The Chicago Tribune
By Rick Kogan
January 14, 2016
He is in his early 80s, and the list of his subjects is almost surreal in its breadth: Marlon Brando, Robert Kennedy, Andy Warhol, Martin Luther King Jr., Chevy Chase (Schapiro and his wife are the godparents of the actor's daughter), Jerry Garcia, Barbra Streisand, Woody Allen, Orson Welles, Johnny Depp, Mae West, Satchel Paige, Ray Charles, Frank Sinatra, Ringo Starr, Ike and Tina Turner (together), Buster Keaton, Richard Pryor, Sophia Loren … It goes on.
He also shot David Bowie. One of his photos was used for the cover of 2014's "Nothing Has Changed" and, in the wake of the artist's death, Schapiro remembered:
"He talked a lot about Aleister Crowley, whose esoteric writings he was heavily into at the time.

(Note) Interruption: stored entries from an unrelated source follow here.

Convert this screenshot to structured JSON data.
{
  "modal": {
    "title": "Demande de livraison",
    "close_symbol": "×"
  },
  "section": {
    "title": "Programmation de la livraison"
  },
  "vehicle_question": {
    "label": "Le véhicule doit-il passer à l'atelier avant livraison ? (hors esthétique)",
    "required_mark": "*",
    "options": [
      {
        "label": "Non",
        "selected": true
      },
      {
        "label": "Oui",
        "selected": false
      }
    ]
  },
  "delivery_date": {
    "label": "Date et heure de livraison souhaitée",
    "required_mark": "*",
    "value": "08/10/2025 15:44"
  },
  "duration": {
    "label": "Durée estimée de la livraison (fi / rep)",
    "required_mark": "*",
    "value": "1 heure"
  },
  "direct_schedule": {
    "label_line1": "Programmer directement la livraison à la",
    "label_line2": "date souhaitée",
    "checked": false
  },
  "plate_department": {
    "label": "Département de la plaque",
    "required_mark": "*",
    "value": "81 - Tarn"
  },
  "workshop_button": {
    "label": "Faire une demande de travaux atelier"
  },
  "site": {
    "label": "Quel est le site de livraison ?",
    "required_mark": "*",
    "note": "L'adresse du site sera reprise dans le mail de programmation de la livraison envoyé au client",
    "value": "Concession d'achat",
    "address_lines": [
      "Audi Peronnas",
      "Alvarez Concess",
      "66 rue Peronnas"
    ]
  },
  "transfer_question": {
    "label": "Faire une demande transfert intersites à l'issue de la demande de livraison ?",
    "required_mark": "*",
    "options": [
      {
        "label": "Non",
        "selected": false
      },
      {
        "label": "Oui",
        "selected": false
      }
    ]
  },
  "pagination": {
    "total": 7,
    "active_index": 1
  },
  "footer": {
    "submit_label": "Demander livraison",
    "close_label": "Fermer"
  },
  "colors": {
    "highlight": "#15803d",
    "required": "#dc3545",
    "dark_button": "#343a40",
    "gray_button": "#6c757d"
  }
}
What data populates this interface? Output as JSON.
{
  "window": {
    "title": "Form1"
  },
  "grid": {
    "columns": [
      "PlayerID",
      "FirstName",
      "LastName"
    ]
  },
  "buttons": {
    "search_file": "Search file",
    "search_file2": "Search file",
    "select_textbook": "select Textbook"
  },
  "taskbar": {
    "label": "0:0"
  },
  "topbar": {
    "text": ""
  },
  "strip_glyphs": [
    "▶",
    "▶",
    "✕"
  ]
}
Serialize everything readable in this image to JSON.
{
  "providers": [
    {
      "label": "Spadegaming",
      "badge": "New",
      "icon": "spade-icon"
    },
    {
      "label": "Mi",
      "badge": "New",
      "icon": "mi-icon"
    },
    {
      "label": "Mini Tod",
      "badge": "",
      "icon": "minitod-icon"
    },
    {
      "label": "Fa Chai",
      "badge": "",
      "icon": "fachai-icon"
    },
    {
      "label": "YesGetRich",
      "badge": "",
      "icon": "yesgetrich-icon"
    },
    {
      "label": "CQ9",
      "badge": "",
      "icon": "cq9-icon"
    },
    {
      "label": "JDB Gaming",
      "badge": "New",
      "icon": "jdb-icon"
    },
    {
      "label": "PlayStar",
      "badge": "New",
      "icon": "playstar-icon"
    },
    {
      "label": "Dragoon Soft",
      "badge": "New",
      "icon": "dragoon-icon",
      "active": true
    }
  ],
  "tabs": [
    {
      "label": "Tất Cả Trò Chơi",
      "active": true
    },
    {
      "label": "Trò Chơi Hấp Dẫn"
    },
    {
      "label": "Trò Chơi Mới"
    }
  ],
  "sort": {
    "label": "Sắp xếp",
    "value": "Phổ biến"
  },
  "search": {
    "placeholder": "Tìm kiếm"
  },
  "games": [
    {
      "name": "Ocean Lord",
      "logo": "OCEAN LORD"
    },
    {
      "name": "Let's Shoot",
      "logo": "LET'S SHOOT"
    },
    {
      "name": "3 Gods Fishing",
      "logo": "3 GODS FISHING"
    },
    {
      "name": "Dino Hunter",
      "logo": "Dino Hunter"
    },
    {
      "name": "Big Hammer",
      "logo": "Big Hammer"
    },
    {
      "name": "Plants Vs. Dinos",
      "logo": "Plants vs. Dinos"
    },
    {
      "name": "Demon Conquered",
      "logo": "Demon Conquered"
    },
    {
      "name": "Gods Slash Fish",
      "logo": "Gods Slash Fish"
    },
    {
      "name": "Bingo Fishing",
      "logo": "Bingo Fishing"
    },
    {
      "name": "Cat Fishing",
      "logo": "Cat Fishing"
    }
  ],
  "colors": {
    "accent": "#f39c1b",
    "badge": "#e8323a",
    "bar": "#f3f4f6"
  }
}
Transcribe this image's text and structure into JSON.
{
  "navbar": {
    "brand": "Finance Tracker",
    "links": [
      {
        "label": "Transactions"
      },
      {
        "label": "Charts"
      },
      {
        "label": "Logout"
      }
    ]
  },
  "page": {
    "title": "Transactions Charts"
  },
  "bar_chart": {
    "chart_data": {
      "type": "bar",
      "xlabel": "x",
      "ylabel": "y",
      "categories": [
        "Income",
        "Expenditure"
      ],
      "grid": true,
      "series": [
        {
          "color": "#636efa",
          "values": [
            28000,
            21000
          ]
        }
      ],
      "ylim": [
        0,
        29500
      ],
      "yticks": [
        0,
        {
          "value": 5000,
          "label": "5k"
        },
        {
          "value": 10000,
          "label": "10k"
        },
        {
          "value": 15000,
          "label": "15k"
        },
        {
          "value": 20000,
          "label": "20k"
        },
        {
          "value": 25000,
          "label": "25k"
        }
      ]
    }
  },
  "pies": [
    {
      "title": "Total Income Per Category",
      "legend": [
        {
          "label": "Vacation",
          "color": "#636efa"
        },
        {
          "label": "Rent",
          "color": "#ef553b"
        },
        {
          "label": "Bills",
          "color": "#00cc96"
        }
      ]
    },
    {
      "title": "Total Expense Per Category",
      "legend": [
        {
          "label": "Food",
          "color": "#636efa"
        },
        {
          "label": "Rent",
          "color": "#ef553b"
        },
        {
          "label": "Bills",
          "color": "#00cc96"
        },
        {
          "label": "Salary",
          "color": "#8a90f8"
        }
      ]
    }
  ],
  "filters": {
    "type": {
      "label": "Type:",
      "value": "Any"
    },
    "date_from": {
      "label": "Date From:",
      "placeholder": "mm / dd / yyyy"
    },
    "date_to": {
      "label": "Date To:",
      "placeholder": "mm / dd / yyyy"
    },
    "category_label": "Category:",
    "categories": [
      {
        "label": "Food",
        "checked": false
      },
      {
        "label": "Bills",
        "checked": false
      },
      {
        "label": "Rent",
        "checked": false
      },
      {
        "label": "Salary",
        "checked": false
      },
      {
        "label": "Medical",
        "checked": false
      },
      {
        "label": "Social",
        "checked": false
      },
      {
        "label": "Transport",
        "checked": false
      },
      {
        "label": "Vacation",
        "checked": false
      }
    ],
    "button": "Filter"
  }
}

And when he heard that I had photographed Buster Keaton, one of his heroes, we talked about him and immediately became friends.
"Our first session started at four in the afternoon. David would come out in incredible costumes, each seemingly turning him into a different person. I would raise my camera to shoot and he would say, 'Wait just a minute, I have to fix something,' and 20 minutes later he would come out in a totally different outfit.
"We decided to do a close portrait on a dark green background because we felt it would make the worst possible color for a magazine cover. We laughed about it, but eventually it did become a cover for People magazine (in September of 1976).
"Over these many years I would find photos of David in my files, photos that I had totally overlooked, unexpected and pleasant surprises. Working with an amazingly talented person can be collaborative, often unspoken. The photographs I took were David's ideas, brought from his imagination into the real world. I was merely the conduit from genius into the light of day."